DSCR Loan Calculator for Rental Property Investors

Use this calculator to estimate a property's debt service coverage ratio (DSCR) based on rental income and monthly debt obligations.

DSCR is a common metric lenders use to evaluate whether a rental property generates enough income to cover its loan payment.

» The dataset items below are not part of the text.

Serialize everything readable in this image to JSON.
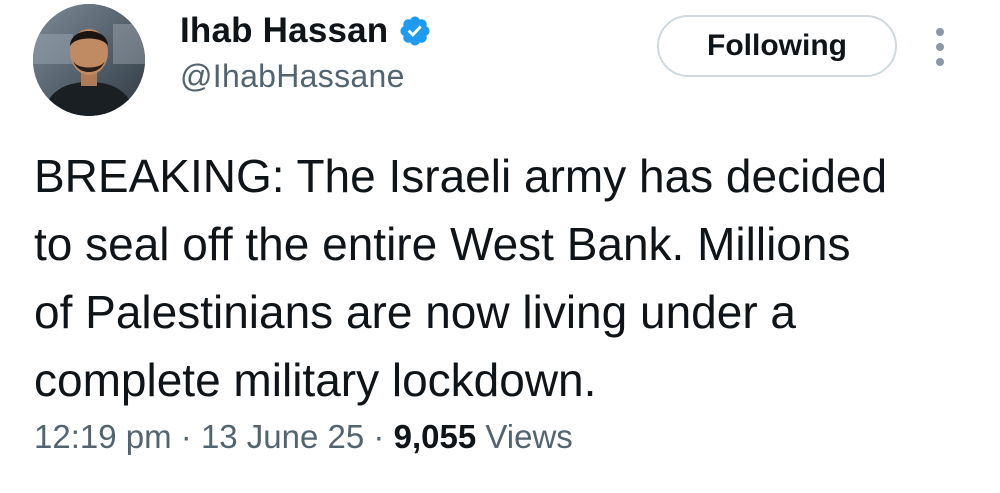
{
  "author": {
    "display_name": "Ihab Hassan",
    "handle": "@IhabHassane",
    "verified_icon": "verified-badge-icon",
    "accent_color": "#1d9bf0"
  },
  "actions": {
    "follow_label": "Following",
    "more_icon": "more-vertical-icon"
  },
  "tweet": {
    "text": "BREAKING: The Israeli army has decided\nto seal off the entire West Bank. Millions\nof Palestinians are now living under a\ncomplete military lockdown.",
    "time": "12:19 pm",
    "date": "13 June 25",
    "separator": "·",
    "views_count": "9,055",
    "views_label": "Views"
  }
}
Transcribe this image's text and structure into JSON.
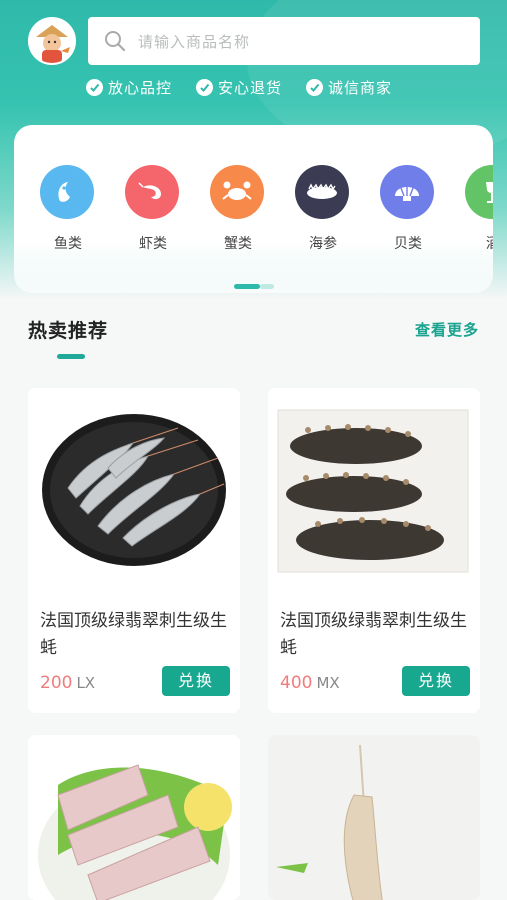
{
  "search": {
    "placeholder": "请输入商品名称"
  },
  "badges": [
    "放心品控",
    "安心退货",
    "诚信商家"
  ],
  "categories": [
    {
      "label": "鱼类",
      "icon": "fish-icon",
      "color": "#59b8ef"
    },
    {
      "label": "虾类",
      "icon": "shrimp-icon",
      "color": "#f4656c"
    },
    {
      "label": "蟹类",
      "icon": "crab-icon",
      "color": "#f7894b"
    },
    {
      "label": "海参",
      "icon": "sea-cucumber-icon",
      "color": "#3b3b54"
    },
    {
      "label": "贝类",
      "icon": "shell-icon",
      "color": "#6f7ee8"
    },
    {
      "label": "酒",
      "icon": "wine-icon",
      "color": "#63c467"
    }
  ],
  "section": {
    "title": "热卖推荐",
    "more": "查看更多"
  },
  "products": [
    {
      "name": "法国顶级绿翡翠刺生级生蚝",
      "price": "200",
      "unit": "LX",
      "action": "兑换"
    },
    {
      "name": "法国顶级绿翡翠刺生级生蚝",
      "price": "400",
      "unit": "MX",
      "action": "兑换"
    }
  ],
  "colors": {
    "primary": "#18a78f",
    "price": "#f07c7c",
    "header": "#2fb9aa"
  }
}
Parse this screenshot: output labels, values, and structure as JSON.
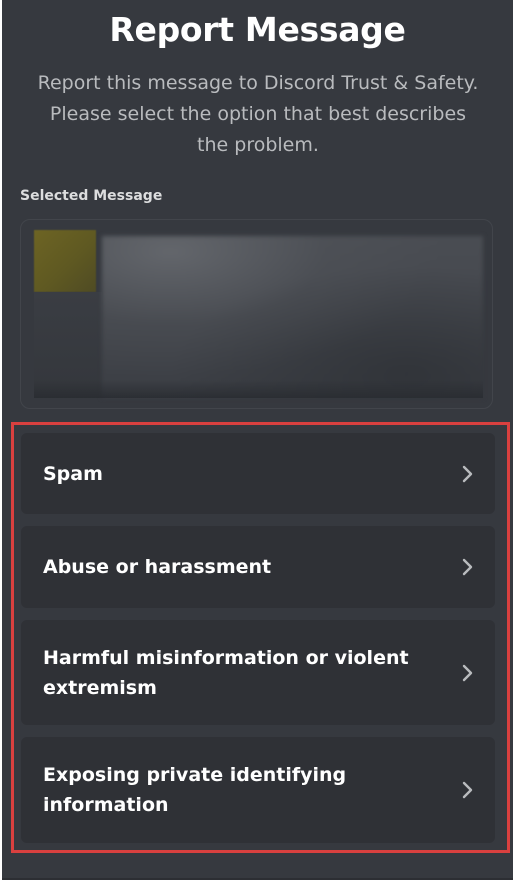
{
  "dialog": {
    "title": "Report Message",
    "subtitle": "Report this message to Discord Trust & Safety. Please select the option that best describes the problem.",
    "selected_message_label": "Selected Message"
  },
  "options": [
    {
      "label": "Spam",
      "icon": "chevron-right-icon"
    },
    {
      "label": "Abuse or harassment",
      "icon": "chevron-right-icon"
    },
    {
      "label": "Harmful misinformation or violent extremism",
      "icon": "chevron-right-icon"
    },
    {
      "label": "Exposing private identifying information",
      "icon": "chevron-right-icon"
    }
  ],
  "colors": {
    "background": "#36393f",
    "option_background": "#2f3136",
    "highlight_border": "#d9403f",
    "text_primary": "#ffffff",
    "text_secondary": "#b9bbbe"
  }
}
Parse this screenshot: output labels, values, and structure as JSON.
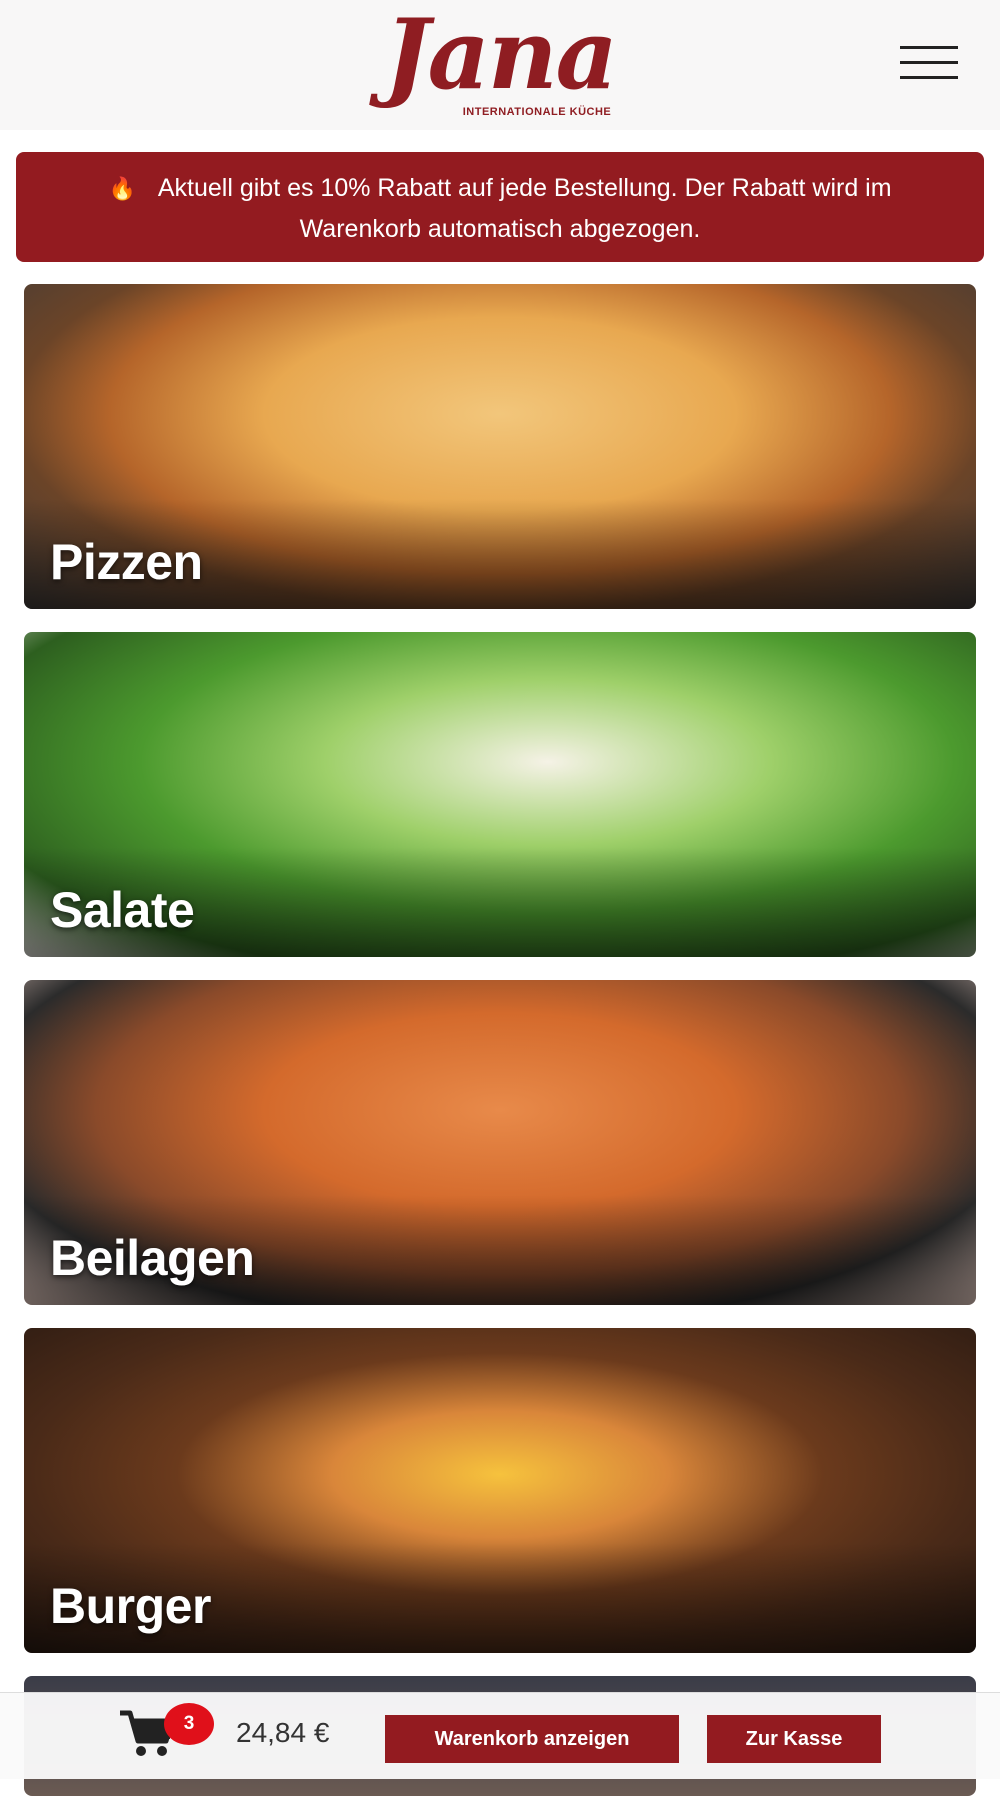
{
  "header": {
    "logo_text": "Jana",
    "logo_subtitle": "INTERNATIONALE KÜCHE",
    "menu_icon": "hamburger-menu-icon"
  },
  "promo": {
    "icon": "fire-icon",
    "text": "Aktuell gibt es 10% Rabatt auf jede Bestellung. Der Rabatt wird im Warenkorb automatisch abgezogen."
  },
  "categories": [
    {
      "label": "Pizzen"
    },
    {
      "label": "Salate"
    },
    {
      "label": "Beilagen"
    },
    {
      "label": "Burger"
    }
  ],
  "cart": {
    "icon": "shopping-cart-icon",
    "count": "3",
    "total": "24,84 €",
    "view_cart_label": "Warenkorb anzeigen",
    "checkout_label": "Zur Kasse"
  },
  "colors": {
    "brand": "#931b20",
    "badge": "#e0101a"
  }
}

How Lenders Interpret Your Score
1.25+ → Strong deal profile
1.00–1.24 → Borderline / lender-dependent
Below 1.00 → May not qualify

What is DSCR?

Debt Service Coverage Ratio (DSCR) measures whether a property’s income is enough to cover its debt payment. In general, a DSCR above 1.00 means the property generates more income than the amount needed for debt service.

Why DSCR matters

Lenders often use DSCR to evaluate the risk of a rental property loan. A stronger ratio may indicate more cash flow cushion, while a lower ratio may suggest tighter loan eligibility.

Important note

This calculator is for educational purposes only and does not guarantee loan approval or lender terms. Actual underwriting standards vary by lender, credit profile, reserves, property type, and other factors.

DSCR FAQ

What is a good DSCR?

In many cases, lenders prefer a DSCR of 1.20 or higher, although actual requirements vary by lender and loan program.

Does a DSCR above 1.00 guarantee approval?

No. A DSCR above 1.00 may help, but lenders also review credit, reserves, property type, and other underwriting factors.

Why does DSCR matter?

DSCR helps lenders estimate whether a rental property’s income is likely to support its debt payment.